Email List: Xaustin-group-futures-lX
[All Lists]

RE: thread-private working directory

To: "Kaz Kylheku" <yyy@xxxxxxxxxxxxxxxxxxx>, "Alexander Terekhov" <yyyyyyyy@xxxxxxxxxx>
Subject: RE: thread-private working directory
From: "Jason Zions" <yyyyyyyy@xxxxxxxxxxxxxxxxxxx>
Date: Mon, 4 Aug 2003 11:23:34 -0700
Cc: <yyyyyyyyyyyyyyyyyyyyyy@xxxxxxxxxxxxx>, <yyyyyyyyyyyyyy@xxxxxxxxxxxxx>
Thread-index: AcNYSvLD0Sih9KhrQ8mUfKvCwc+2zwCaiPVw
Thread-topic: thread-private working directory
Or, you could simply write your threaded applications to always pass
fully rooted paths. Seems like a much simpler change to me. 

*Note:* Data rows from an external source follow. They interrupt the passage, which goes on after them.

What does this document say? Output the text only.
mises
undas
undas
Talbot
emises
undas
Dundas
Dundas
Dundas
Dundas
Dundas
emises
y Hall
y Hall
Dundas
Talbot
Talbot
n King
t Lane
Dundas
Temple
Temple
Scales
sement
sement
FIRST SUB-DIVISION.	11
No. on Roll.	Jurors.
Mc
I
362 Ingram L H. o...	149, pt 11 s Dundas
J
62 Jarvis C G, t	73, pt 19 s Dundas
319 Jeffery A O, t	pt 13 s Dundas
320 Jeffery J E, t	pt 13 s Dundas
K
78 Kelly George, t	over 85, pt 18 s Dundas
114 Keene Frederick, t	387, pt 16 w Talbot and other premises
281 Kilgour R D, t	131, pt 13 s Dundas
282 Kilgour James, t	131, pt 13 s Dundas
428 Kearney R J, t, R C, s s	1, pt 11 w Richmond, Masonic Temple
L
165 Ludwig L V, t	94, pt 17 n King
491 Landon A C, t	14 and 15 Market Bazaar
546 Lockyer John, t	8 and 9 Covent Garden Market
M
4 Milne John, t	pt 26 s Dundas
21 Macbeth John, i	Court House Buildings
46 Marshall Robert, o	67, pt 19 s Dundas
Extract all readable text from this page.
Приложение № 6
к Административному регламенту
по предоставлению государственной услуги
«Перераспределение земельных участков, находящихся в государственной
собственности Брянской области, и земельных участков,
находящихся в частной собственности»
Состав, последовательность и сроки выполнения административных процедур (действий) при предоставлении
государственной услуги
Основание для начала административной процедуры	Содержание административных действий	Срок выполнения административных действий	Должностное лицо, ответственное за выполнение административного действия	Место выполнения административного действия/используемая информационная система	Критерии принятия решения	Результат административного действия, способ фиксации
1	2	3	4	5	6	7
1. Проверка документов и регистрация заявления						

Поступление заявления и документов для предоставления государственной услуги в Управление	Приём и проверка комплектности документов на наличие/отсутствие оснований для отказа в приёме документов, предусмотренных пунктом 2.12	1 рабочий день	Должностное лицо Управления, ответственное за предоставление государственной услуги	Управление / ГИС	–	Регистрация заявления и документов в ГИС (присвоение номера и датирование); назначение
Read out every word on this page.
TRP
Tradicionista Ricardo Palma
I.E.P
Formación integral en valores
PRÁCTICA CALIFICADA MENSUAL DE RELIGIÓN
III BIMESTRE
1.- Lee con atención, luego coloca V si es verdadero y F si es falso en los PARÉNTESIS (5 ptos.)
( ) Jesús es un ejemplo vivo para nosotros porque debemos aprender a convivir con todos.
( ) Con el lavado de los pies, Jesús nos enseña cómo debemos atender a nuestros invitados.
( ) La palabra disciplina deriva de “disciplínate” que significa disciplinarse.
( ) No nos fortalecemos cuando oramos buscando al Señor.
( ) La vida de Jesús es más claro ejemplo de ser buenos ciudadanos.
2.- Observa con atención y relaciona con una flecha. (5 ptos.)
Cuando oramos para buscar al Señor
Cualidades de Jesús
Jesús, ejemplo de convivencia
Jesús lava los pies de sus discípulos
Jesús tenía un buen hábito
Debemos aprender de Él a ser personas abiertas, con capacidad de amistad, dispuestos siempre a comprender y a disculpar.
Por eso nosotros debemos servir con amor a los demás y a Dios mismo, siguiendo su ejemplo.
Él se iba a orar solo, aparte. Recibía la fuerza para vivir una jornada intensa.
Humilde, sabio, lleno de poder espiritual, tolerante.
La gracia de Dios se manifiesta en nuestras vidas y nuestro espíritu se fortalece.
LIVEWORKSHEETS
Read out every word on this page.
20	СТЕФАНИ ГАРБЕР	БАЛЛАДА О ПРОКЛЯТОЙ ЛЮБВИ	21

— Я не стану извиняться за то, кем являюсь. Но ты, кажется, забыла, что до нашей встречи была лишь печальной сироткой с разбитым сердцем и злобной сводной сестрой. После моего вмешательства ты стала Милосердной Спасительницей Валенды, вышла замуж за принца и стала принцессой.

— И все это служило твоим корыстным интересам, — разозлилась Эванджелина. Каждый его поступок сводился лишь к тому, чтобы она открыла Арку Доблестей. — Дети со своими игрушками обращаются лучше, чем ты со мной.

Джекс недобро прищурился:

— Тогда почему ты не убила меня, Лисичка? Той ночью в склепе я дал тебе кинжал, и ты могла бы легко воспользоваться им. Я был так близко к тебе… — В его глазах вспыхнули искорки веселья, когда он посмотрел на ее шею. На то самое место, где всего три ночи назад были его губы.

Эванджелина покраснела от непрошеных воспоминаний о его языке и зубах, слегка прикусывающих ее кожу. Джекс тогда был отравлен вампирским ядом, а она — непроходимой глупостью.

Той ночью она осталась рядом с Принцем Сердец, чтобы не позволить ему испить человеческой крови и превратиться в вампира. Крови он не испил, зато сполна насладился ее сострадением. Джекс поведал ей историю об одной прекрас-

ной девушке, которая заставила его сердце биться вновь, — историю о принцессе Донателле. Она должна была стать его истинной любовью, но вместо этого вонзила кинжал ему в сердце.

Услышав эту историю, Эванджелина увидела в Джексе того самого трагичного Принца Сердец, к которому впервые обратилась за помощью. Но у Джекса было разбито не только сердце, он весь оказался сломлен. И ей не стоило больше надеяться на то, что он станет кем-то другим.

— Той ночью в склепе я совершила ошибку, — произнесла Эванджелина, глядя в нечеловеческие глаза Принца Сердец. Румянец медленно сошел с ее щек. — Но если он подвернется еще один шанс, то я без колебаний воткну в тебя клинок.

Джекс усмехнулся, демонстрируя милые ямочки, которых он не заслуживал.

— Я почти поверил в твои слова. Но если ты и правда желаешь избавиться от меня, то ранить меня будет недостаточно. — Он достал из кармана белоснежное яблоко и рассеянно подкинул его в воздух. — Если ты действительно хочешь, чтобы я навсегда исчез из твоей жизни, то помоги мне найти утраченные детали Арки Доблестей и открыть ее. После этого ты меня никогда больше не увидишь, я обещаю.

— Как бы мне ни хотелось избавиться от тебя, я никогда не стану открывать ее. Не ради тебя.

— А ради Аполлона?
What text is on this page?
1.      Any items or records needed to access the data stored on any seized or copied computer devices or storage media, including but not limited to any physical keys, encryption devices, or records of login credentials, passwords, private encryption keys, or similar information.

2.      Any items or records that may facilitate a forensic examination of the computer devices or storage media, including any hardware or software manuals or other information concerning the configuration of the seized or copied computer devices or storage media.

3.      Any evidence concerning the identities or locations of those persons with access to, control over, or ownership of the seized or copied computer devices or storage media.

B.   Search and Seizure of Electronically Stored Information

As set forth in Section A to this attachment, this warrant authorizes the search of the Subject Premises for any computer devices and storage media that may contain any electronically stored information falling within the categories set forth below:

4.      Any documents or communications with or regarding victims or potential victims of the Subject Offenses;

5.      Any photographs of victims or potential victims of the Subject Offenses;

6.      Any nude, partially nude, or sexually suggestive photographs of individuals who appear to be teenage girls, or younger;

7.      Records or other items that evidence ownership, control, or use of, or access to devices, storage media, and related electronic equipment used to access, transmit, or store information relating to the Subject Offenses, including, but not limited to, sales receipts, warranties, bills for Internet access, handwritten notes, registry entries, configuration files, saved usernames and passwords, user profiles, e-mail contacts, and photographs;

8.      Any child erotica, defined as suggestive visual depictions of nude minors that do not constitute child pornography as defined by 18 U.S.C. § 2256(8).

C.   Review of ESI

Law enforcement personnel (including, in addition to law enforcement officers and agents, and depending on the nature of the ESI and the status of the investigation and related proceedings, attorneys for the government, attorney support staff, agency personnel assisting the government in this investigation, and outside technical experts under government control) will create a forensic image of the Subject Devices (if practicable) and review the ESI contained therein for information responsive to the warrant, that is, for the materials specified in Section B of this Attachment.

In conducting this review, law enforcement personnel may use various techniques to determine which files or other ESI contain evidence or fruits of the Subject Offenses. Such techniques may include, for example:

-----Original Message-----
From: Kaz Kylheku [mailto:yyy@xxxxxxxxxxxxxx] On Behalf Of Kaz Kylheku
Sent: Friday, August 01, 2003 9:19 AM
To: Alexander Terekhov
Cc: yyyyyyyyyyyyyyyyyyyyyy@xxxxxxxxxxxxx; yyyyyyyyyyyyyy@xxxxxxxxxxxxx
Subject: Re: thread-private working directory

On Fri, 1 Aug 2003, Alexander Terekhov wrote:

> Harti Brandt wrote:
> [...]
> > I wonder how one would implement a per-thread current directory in 
> > an environment where there is no 1:1 mapping between user threads 
> > and kernel threads.
> 
> Something similar to (but probably a bit less convoluted ;-) ) a 
> per-thread signal mask, I guess.

What you can do is make the system calls take an extra parameter: a
context token designating the current directory relative to which paths
are to be resolved. The user space can then associate these tokens with
schedulable entitites. They are not visible through the library
interface, which makes the contexts implicit.